Vorteil für Parteien mit viel Personal abschwächen
Das Problem besteht laut den Linken nicht nur in der schieren Masse der Wahlplakate, sondern auch aus dem Wettrennen um die besten Plätze. „Der Wettlauf um die attraktivsten Plakatstandorte wiederholt sich vor jeder Wahl“, erklärt Linken-Ratsmitglied Stephan Ohl in einer Mitteilung. „Er sorgt für vermeidbare Konflikte, überfrachtete Straßenzüge und zusätzlichen Kontrollaufwand.“ Mit einer klaren und fairen Regelung würde mehr Übersicht geschaffen und zugleich die Verwaltung entlastet, ohne die Sichtbarkeit demokratischer Parteien einzuschränken. Nach Ansicht der Linken würden vom bisherigen Verfahren vor allem die Parteien mit vielen Helferinnen und Helfern, sowie organisatorischen Ressourcen profitieren.

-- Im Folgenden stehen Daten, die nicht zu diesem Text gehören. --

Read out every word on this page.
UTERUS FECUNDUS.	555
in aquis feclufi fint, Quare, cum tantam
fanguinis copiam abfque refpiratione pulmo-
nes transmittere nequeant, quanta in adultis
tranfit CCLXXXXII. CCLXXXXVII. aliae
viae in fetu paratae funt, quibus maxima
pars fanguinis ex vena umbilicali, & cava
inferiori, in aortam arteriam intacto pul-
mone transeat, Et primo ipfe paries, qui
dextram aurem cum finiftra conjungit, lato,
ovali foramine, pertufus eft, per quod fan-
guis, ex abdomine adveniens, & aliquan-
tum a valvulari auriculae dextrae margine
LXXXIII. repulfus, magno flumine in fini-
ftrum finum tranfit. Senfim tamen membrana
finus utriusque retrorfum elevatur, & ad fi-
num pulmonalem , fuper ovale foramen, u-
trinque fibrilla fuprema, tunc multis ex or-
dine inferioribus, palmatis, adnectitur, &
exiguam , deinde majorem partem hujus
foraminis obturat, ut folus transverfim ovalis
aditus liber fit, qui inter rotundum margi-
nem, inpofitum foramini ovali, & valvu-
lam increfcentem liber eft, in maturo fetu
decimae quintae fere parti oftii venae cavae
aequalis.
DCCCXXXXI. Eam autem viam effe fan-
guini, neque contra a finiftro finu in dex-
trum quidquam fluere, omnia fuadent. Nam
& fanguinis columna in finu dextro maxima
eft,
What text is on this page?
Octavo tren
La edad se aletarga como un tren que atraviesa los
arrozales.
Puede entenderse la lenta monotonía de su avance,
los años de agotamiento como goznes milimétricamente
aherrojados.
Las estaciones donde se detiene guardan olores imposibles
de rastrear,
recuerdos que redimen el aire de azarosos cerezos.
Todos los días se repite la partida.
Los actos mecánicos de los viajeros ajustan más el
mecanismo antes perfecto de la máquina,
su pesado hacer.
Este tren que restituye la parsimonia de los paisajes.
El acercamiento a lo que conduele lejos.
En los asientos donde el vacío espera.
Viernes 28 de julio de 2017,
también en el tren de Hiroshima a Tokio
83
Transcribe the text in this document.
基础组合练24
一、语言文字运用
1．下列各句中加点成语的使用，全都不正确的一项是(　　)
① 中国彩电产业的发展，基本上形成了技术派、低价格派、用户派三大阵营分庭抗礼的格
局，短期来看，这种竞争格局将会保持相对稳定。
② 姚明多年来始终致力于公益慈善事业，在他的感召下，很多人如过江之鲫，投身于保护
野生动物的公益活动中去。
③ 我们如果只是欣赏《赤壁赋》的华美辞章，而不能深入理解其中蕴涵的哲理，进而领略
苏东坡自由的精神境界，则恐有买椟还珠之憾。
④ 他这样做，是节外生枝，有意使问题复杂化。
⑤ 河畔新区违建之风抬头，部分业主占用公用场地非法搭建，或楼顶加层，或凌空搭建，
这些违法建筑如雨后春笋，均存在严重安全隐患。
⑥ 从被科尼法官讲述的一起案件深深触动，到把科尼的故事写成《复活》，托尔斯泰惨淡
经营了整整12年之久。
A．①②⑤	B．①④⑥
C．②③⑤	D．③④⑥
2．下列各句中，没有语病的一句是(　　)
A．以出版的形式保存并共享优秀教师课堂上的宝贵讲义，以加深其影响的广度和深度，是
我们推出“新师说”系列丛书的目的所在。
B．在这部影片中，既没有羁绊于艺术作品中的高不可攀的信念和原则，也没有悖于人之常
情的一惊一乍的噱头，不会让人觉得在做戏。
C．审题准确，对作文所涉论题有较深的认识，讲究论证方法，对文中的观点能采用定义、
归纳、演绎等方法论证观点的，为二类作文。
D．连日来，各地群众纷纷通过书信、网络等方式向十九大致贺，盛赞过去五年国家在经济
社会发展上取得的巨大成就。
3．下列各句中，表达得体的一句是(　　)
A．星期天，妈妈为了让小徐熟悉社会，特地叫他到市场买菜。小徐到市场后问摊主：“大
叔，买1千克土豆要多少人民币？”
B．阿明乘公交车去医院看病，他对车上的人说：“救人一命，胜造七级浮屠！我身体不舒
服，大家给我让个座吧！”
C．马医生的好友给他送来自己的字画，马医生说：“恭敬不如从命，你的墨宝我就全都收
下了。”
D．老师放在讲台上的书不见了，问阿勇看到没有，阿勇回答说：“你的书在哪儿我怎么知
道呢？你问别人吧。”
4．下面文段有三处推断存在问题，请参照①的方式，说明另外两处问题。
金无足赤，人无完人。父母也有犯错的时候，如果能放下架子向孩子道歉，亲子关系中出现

Alternative: Große Plakatwände an zentralen Orten
Um faire Regeln für alle zu schaffen, haben die Linken im Celler Stadtrat beantragt, dass Wahlwerbung an Straßenlaternen und ähnlichen Masten im öffentlichen Straßenraum grundsätzlich ausgeschlossen wird. Als Alternative sollen ausreichend große Plakatwände an zentralen Orten aufgestellt werden, an denen jede Partei und Wählergruppe sowie die Einzelkandidierenden eine gleich große Fläche für die Wahlwerbung bekommen. Über die Positionen auf diesen Flächen soll beispielsweise per Los entschieden werden. Das derzeitige System führe wiederkehrend zu einem vermeidbaren „Krieg um die Laternen“ und belaste das Stadtbild, heißt es zur Begründung im Antragstext.
„Politischer Wettbewerb sollte über Ideen und Programme entschieden werden.“
Die Linken betonen, dass es ihnen nicht darum geht, anderen Parteien Vorschriften zu machen. Vielmehr soll eine Debatte um faire Wahlwerbung angestoßen werden. „Politischer Wettbewerb sollte über Ideen und Programme entschieden werden – nicht darüber, wer mehr Personal, mehr Material oder die größere Logistik hat“, so Stephan Ohl.